Quelques minutes plus tard, on me fait entrer dans un petit bureau vitré. Climatisation poussive, dossiers empilés sur un meuble en coin, un tableau effaçable blanc avec des chiffres à moitié effacés. L’homme derrière le bureau se lève. Cravate bleue, cheveux taillés court, sourire trop poli.

— Bonjour madame, je suis monsieur Olivier Lemvo, chef d’équipe ici. Que puis-je pour vous ?

— Bonjour monsieur Lemvo. Merci de me recevoir. Je m’appelle Naïla Adéyémi. Je suis la fondatrice et directrice de l’atelier RAFA, au Bénin. On travaille dans la conservation et la restauration d’objets d’art africain. On a connu une forte croissance cette année, et je suis à la recherche d’un expert-comptable compétent, capable de suivre nos comptes à distance, mais aussi d’assurer une veille stratégique pour nos prochains investissements.

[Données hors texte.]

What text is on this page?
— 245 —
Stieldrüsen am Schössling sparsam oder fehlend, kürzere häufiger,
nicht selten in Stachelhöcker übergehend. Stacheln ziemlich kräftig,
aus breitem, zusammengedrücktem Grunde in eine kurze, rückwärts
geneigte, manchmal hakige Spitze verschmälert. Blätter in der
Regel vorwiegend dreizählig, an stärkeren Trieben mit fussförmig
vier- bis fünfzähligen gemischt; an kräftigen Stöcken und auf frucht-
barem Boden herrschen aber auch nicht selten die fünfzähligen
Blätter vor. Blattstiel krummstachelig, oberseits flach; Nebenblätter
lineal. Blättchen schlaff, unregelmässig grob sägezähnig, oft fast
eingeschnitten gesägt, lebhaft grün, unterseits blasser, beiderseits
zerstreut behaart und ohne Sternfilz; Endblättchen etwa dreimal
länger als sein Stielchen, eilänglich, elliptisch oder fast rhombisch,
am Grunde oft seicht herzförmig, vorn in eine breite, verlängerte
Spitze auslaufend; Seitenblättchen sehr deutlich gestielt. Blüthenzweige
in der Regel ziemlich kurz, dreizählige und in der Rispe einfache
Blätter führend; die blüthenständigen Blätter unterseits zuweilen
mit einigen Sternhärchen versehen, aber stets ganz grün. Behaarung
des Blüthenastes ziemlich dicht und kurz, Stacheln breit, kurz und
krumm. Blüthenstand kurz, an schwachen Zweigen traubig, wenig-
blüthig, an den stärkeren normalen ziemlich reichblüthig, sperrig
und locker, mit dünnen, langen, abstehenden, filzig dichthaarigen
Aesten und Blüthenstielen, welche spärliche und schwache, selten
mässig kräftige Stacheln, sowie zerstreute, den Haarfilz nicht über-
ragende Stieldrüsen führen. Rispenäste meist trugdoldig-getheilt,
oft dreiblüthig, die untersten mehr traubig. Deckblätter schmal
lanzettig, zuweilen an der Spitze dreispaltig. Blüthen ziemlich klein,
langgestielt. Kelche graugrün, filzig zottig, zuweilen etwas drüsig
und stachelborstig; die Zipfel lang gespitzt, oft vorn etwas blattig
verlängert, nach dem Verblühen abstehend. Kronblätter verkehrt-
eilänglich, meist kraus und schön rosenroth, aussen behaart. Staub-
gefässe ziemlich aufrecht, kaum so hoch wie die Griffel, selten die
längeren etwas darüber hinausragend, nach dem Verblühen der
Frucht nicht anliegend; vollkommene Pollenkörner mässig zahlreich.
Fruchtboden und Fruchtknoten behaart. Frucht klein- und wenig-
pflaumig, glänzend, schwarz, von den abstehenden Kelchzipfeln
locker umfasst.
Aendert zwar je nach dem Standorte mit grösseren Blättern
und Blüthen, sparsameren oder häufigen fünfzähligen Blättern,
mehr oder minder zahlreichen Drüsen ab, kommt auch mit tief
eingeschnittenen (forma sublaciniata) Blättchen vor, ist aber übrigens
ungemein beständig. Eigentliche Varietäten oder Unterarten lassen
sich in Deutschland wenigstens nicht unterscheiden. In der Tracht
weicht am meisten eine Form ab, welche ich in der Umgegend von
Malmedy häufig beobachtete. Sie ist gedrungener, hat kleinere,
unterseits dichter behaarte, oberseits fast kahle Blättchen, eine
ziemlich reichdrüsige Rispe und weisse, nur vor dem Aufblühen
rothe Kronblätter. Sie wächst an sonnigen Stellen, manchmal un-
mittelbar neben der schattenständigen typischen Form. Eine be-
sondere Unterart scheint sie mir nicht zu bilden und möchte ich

Je vois ses yeux briller à la mention du mot « croissance ». Il s’installe plus confortablement dans son fauteuil.

— C’est une démarche très pertinente, madame. Et vous avez bien fait de venir ici. Nous avons plusieurs clients à l’international, et notre cabinet a l’habitude de gérer des structures en pleine expansion.

— Oui, j’ai justement entendu parler de vous via le réseau d’affaires de Cotonou. Il paraît que vous avez fait un travail remarquable avec la société Zimat, non ?

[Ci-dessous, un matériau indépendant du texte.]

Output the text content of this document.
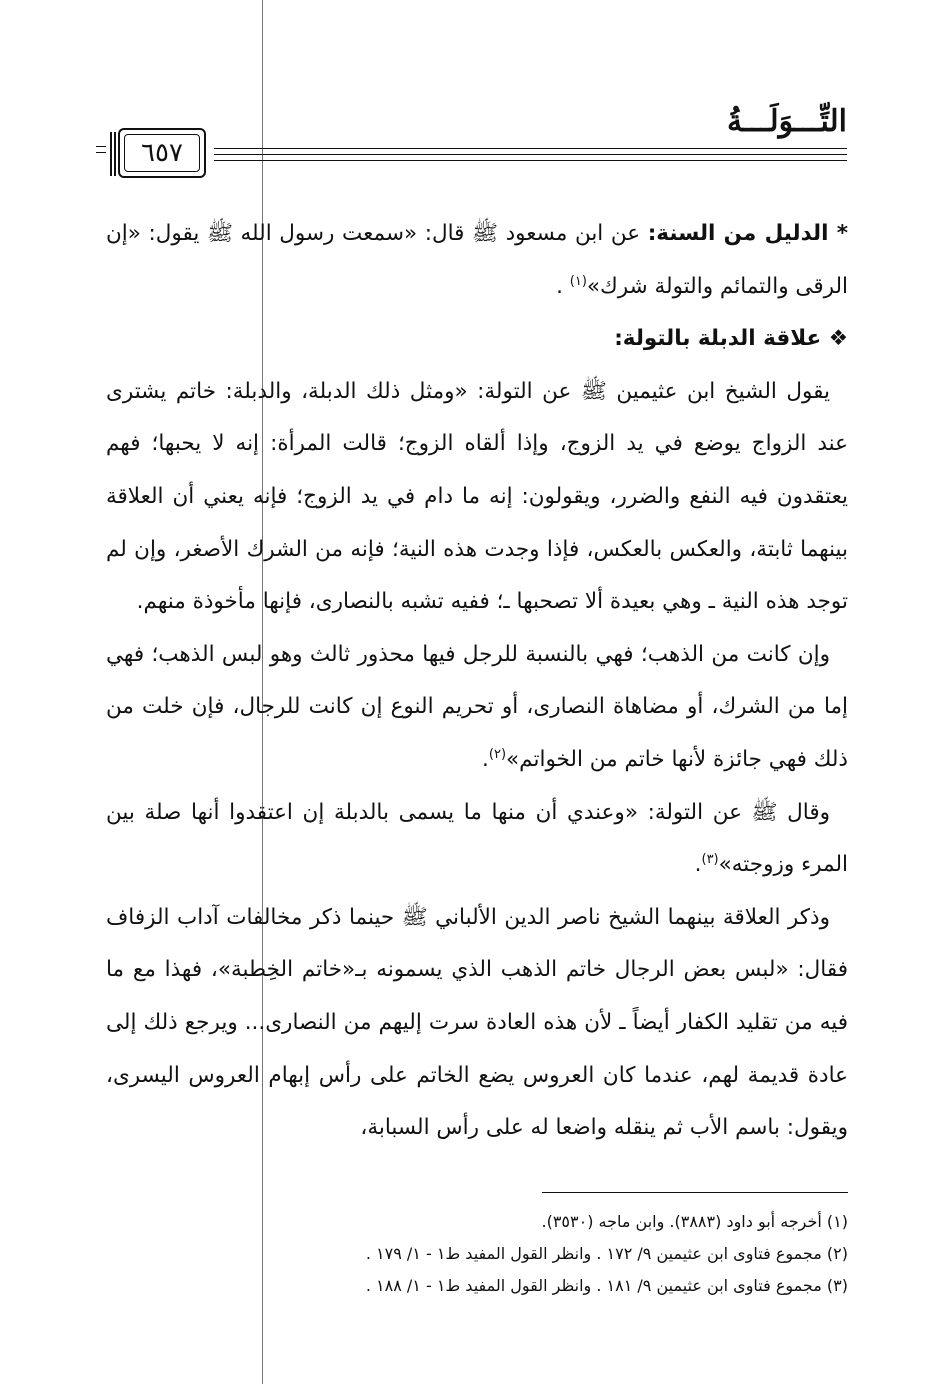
التِّـــوَلَـــةُ
٦٥٧

* الدليل من السنة: عن ابن مسعود ﷺ قال: «سمعت رسول الله ﷺ يقول: «إن الرقى والتمائم والتولة شرك»$^{(١)}$ .

❖ علاقة الدبلة بالتولة:

يقول الشيخ ابن عثيمين ﷺ عن التولة: «ومثل ذلك الدبلة، والدبلة: خاتم يشترى عند الزواج يوضع في يد الزوج، وإذا ألقاه الزوج؛ قالت المرأة: إنه لا يحبها؛ فهم يعتقدون فيه النفع والضرر، ويقولون: إنه ما دام في يد الزوج؛ فإنه يعني أن العلاقة بينهما ثابتة، والعكس بالعكس، فإذا وجدت هذه النية؛ فإنه من الشرك الأصغر، وإن لم توجد هذه النية ـ وهي بعيدة ألا تصحبها ـ؛ ففيه تشبه بالنصارى، فإنها مأخوذة منهم.

وإن كانت من الذهب؛ فهي بالنسبة للرجل فيها محذور ثالث وهو لبس الذهب؛ فهي إما من الشرك، أو مضاهاة النصارى، أو تحريم النوع إن كانت للرجال، فإن خلت من ذلك فهي جائزة لأنها خاتم من الخواتم»$^{(٢)}$.

وقال ﷺ عن التولة: «وعندي أن منها ما يسمى بالدبلة إن اعتقدوا أنها صلة بين المرء وزوجته»$^{(٣)}$.

وذكر العلاقة بينهما الشيخ ناصر الدين الألباني ﷺ حينما ذكر مخالفات آداب الزفاف فقال: «لبس بعض الرجال خاتم الذهب الذي يسمونه بـ«خاتم الخِطبة»، فهذا مع ما فيه من تقليد الكفار أيضاً ـ لأن هذه العادة سرت إليهم من النصارى... ويرجع ذلك إلى عادة قديمة لهم، عندما كان العروس يضع الخاتم على رأس إبهام العروس اليسرى، ويقول: باسم الأب ثم ينقله واضعا له على رأس السبابة،

(١) أخرجه أبو داود (٣٨٨٣). وابن ماجه (٣٥٣٠).
(٢) مجموع فتاوى ابن عثيمين ٩/ ١٧٢ . وانظر القول المفيد ط١ - ١/ ١٧٩ .
(٣) مجموع فتاوى ابن عثيمين ٩/ ١٨١ . وانظر القول المفيد ط١ - ١/ ١٨٨ .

Il redresse un peu plus le torse mais fronce les sourcils.

— Ah c'est assez surprenant que vous en parliez, l'information n'est pourtant pas encore officielle.

— Certes mais monsieur Lemvo pardonnez moi de vous le rappeler mais je suis une femme d'affaires, les infos circulent rapidement dans notre milieu. Ne dit-on pas que celui qui détient l'information détient le pouvoir monsieur ? je lui demande avec un sourire espiègle 

  Effectivement conçoit-il avec le même sourire. Donc Zimat, oui. Un dossier complexe, mais passionnant. Ils avaient un retard de trois exercices comptables, beaucoup d’incohérences, de dépenses non justifiées . J’ai dû restructurer tout leur système de reporting financier. Un vrai challenge. Mais on a réussi à redresser la situation. À vrai dire, c’est un de mes plus beaux coups.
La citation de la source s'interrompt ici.